Statistical Analysis

The prevalence of elective surgery cancellations after the patient was taken to the operating room was determined as the primary outcome of the study. The study’s secondary outcomes included the factors potentially contributing to the elective surgery cancellations such as the department where the surgery was performed/scheduled to be performed and the month and day the surgery was performed/scheduled to be performed. To ensure the integrity and validity of the study findings, statistical analyses were performed using Jamovi project 2.3.28 (Jamovi, version 2.3.28, 2023, retrieved from https://www.jamovi.org) and JASP 0.17.3.0 (Jeffreys’ Amazing Statistics Program, version 0.17.3.0, 2023, retrieved from https://jasp-stats.org) software packages, which are recognized for their robust statistical capabilities.

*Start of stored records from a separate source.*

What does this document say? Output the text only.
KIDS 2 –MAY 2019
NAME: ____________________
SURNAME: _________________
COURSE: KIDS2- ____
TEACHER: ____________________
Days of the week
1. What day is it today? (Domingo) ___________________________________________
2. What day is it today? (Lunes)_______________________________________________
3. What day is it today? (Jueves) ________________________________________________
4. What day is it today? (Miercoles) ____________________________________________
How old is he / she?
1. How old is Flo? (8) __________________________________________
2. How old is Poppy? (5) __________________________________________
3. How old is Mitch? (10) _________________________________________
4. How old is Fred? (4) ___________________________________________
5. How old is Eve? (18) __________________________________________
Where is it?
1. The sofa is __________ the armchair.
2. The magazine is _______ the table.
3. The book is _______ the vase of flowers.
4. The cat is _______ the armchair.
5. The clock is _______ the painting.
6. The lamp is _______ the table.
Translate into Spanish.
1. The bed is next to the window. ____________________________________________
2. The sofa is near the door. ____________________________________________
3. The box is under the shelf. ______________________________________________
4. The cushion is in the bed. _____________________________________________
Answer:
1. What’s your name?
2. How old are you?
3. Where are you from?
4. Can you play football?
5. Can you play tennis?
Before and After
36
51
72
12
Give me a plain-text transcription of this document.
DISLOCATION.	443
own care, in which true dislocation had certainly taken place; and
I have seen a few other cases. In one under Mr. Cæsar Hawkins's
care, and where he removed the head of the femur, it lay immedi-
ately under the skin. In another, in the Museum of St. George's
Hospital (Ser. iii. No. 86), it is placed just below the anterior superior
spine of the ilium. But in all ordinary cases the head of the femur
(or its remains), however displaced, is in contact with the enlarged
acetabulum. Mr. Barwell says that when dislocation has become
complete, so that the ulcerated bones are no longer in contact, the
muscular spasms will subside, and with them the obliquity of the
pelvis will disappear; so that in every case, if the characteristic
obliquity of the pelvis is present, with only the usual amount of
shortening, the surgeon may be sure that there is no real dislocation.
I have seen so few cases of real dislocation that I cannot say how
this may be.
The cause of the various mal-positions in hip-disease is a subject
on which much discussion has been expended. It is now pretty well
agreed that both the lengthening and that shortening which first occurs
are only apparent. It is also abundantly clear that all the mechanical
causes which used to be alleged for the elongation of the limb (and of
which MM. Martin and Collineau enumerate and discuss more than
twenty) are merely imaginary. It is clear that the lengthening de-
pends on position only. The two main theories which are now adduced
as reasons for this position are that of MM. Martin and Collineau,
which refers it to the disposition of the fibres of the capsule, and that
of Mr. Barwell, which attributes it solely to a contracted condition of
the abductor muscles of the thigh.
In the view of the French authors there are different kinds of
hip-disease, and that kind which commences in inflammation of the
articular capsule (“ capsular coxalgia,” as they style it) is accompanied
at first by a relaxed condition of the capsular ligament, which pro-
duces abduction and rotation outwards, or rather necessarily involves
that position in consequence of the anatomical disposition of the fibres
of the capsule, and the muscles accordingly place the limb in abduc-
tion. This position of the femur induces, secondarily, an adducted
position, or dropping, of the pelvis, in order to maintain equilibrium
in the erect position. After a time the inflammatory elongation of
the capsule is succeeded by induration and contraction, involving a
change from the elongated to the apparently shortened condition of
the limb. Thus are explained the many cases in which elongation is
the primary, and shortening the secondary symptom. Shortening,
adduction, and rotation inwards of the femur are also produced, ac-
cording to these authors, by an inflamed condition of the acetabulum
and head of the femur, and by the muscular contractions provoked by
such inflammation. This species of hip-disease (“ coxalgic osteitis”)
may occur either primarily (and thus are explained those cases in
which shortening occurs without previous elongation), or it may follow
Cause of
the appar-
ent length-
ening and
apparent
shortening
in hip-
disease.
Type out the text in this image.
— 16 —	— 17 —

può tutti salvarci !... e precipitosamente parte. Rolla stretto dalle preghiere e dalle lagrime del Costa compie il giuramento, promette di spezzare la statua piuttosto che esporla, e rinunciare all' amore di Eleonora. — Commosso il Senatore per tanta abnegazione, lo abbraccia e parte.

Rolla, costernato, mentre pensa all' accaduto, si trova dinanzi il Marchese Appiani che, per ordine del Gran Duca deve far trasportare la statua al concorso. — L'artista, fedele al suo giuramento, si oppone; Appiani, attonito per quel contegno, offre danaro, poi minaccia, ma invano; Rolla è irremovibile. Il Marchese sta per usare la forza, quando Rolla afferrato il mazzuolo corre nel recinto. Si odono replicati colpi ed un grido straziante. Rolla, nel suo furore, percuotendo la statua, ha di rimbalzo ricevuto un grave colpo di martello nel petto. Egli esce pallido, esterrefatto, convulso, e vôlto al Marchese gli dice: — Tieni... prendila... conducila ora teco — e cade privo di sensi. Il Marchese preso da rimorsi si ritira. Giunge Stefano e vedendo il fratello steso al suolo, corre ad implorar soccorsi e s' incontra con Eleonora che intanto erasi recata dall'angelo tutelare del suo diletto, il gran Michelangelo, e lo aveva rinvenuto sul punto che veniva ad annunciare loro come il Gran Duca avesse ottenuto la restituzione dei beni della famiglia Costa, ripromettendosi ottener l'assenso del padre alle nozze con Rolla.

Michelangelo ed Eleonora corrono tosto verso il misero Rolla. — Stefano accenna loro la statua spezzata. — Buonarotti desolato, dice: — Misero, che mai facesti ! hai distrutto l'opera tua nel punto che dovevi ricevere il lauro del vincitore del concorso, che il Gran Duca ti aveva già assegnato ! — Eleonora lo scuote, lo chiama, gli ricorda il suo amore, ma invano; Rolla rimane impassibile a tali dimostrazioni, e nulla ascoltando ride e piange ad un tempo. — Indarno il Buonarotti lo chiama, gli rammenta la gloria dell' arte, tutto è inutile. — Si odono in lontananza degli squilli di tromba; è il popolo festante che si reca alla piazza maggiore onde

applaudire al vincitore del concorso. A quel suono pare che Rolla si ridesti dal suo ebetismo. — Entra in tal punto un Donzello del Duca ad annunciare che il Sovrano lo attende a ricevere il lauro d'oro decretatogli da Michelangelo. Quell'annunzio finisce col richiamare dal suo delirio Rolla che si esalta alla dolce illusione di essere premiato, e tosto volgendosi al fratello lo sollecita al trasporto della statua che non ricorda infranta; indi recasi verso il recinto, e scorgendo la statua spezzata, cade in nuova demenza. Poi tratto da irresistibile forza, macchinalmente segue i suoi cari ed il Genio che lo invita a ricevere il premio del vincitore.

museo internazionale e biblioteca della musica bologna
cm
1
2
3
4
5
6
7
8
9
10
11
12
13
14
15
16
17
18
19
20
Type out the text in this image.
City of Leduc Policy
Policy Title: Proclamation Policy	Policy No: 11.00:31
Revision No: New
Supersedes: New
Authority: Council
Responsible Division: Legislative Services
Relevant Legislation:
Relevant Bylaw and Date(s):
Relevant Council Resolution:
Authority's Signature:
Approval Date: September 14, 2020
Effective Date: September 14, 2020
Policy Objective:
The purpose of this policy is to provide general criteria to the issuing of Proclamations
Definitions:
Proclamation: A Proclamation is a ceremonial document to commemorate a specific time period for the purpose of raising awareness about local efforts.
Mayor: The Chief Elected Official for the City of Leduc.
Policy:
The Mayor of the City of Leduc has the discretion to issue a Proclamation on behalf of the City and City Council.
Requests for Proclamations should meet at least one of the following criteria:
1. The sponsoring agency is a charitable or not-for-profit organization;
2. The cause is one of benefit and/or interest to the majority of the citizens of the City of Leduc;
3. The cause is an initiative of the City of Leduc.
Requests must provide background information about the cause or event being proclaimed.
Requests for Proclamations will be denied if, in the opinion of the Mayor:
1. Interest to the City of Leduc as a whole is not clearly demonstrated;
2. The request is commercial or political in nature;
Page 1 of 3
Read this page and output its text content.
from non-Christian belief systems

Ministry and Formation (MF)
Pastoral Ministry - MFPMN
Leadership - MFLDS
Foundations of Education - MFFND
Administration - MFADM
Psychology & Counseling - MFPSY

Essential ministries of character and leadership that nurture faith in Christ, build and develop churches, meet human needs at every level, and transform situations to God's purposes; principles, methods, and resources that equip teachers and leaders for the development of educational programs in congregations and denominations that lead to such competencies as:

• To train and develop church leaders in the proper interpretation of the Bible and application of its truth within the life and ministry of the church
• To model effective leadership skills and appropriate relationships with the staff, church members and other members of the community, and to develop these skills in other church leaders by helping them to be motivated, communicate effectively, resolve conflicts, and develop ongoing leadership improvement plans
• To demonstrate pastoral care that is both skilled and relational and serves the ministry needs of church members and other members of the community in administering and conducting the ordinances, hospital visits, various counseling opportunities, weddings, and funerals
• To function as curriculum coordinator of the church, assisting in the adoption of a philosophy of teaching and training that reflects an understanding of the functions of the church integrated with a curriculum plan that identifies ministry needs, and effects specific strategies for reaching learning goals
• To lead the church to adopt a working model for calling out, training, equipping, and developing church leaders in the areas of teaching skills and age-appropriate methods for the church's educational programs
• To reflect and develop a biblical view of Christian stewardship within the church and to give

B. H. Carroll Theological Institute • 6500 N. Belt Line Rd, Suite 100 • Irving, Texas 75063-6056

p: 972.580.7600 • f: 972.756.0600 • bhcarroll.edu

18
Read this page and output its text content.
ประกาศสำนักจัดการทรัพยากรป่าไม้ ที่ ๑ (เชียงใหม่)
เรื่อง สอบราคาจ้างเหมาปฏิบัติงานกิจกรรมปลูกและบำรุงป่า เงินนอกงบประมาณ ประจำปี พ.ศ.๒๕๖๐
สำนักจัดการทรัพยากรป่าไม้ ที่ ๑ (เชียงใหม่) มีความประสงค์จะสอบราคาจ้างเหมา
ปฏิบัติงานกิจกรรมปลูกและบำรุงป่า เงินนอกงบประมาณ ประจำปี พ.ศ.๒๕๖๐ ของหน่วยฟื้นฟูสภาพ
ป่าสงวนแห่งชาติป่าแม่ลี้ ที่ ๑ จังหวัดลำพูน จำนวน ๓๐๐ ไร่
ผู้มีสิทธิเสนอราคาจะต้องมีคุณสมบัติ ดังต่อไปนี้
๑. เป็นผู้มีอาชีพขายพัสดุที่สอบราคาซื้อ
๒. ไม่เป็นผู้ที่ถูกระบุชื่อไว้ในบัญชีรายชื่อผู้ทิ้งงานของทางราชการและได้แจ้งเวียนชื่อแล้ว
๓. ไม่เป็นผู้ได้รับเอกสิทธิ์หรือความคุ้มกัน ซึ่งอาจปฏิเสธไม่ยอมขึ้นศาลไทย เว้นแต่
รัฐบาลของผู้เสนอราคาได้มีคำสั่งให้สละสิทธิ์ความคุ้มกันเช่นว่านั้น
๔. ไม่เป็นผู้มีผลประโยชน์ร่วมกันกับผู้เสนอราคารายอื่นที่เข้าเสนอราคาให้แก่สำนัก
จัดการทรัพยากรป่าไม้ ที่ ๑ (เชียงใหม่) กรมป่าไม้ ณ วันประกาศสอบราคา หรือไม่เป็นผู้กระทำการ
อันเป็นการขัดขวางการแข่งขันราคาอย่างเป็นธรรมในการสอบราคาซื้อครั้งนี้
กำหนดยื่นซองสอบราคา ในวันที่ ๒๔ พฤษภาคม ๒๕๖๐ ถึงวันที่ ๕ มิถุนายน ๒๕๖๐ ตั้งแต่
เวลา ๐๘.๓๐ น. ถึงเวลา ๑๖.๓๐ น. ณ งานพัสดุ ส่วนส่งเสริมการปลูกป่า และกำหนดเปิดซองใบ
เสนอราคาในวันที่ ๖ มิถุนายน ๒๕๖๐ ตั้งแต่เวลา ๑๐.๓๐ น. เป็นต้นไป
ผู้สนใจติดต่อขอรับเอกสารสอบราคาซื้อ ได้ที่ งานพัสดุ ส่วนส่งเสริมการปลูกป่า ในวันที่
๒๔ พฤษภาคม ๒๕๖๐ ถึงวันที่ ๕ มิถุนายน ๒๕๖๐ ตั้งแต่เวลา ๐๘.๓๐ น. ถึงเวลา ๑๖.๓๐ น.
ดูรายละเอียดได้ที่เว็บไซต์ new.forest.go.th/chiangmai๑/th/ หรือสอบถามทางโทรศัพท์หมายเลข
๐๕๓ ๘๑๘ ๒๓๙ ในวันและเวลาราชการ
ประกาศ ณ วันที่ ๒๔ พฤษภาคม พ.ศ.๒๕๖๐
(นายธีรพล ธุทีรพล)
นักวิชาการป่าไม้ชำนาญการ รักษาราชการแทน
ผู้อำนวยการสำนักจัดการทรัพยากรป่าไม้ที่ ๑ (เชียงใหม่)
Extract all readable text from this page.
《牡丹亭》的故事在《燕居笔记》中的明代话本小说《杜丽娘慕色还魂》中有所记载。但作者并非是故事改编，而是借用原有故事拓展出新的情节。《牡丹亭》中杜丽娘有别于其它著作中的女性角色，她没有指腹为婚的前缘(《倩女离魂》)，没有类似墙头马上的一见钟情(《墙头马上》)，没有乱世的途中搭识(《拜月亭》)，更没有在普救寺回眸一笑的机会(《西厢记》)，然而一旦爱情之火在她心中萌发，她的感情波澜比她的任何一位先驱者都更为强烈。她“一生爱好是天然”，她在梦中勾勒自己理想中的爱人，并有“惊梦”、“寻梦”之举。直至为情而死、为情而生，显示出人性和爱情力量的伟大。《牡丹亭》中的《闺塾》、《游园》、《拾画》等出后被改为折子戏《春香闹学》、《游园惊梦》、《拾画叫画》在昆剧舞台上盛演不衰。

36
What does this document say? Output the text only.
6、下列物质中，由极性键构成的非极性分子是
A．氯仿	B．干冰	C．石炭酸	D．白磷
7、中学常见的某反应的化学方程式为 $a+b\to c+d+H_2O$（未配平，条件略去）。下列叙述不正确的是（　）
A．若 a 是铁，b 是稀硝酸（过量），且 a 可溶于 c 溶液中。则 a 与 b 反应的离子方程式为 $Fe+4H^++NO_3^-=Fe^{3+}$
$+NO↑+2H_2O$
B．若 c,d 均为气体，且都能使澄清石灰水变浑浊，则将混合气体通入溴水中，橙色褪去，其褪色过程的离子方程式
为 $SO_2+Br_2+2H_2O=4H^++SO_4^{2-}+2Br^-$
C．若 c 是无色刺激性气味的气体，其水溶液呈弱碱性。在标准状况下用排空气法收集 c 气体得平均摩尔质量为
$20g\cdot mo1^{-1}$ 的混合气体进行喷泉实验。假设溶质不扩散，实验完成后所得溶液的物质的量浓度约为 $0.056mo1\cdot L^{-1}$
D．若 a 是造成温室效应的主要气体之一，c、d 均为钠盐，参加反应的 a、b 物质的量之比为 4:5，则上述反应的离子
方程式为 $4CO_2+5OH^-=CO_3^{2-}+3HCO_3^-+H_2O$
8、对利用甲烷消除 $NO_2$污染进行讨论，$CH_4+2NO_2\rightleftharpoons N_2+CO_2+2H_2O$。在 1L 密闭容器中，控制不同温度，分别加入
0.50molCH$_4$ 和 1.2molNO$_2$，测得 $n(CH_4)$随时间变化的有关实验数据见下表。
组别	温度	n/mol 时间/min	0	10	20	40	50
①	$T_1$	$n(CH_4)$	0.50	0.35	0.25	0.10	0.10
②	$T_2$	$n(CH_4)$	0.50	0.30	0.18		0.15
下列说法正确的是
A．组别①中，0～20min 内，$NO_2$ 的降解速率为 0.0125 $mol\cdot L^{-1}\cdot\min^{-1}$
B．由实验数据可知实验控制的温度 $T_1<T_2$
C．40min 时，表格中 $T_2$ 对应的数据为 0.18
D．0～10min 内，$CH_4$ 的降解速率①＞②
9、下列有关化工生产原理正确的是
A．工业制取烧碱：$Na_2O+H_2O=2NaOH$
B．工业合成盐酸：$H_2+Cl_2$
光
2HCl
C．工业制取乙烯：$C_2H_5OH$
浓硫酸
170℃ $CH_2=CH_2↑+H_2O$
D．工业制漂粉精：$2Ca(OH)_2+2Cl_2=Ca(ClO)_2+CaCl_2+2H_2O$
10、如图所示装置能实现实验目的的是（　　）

Before conducting any inferential statistical tests, the normal distribution characteristics of continuous variables were rigorously analyzed using the Shapiro-Wilk, Kolmogorov-Smirnov, and Anderson-Darling tests. This step was pivotal in determining the statistical tests for subsequent analyses. The Mann-Whitney U test, known for its non-parametric nature and efficacy in comparing medians, was used to compare variables not conforming to a normal distribution.

Categorical variables, such as the department where the surgery was performed/scheduled to be performed and the month and day the surgery was performed/scheduled to be performed, were analyzed using Pearson’s chi-square test, a test used as a standard in medical research for comparing proportions among independent groups. The Fisher-Freeman-Halton test was used in tables with more cells than in a 2x2 table. Probability (P) statistics of ≤0.05 were deemed to indicate statistical significance, in line with conventional standards in medical research to minimize Type I errors.